Erika Marie Hansen (born March 9, 1970) is an American former competition swimmer and Pan Pacific Championships champion who represented the United States at the 1988 Summer Olympics and 1992 Summer Olympics.

== Pan Pacifics ==
Hansen won a gold medal in the 400-meter individual medley at the 1985 Pan Pacific Swimming Championships.
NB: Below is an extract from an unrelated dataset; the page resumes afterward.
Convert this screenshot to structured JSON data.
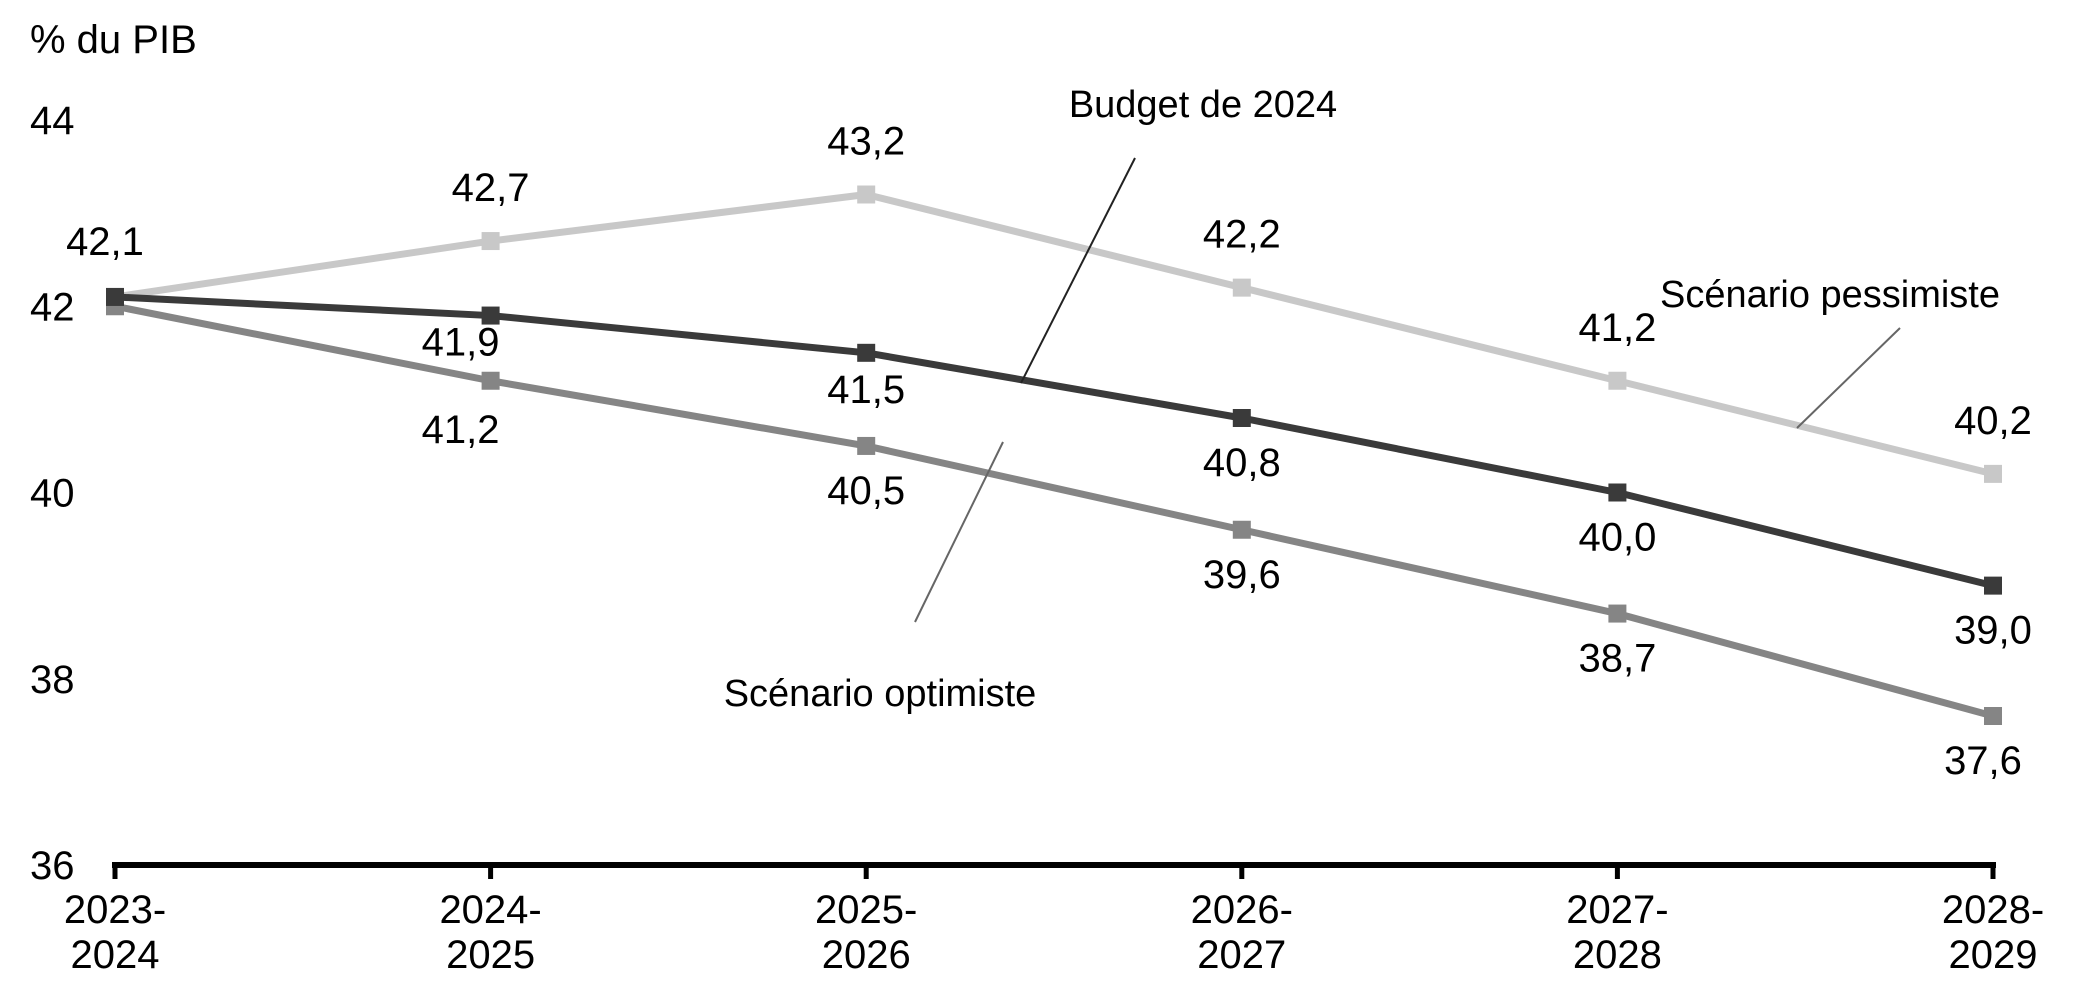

She also received a silver medal for her second-place finish in the 200-meter butterfly, and a bronze medal for her third-place performance in the 200-meter individual medley.

== College swimming ==
She first attended the University of Georgia, but transferred to the University of Texas and swam for the Texas Longhorns swimming and diving team.

== Olympics ==
At the 1988 Olympics in Seoul, South Korea, she competed in the B Final of the women's 400-meter individual medley and finished in eleventh place overall with a time of 4:51.03. Four years later at the 1992 Olympics in Barcelona, Spain, she swam in the event final of the women's 400-meter freestyle and finished in fourth place with a time of 4:11.50. Hansen advanced to the final of the women's 800-meter freestyle, and recorded a time of 8:39.25 in a seventh-place performance. She also competed in the B Final of the women's 400-meter individual medley and finished tenth overall with a time of 4:48.37.

== Coaching ==
Hansen has served as an assistant coach for the Florida Gators, USC Trojans, Maryland Terrapins, and UCLA Bruins women's swimming teams.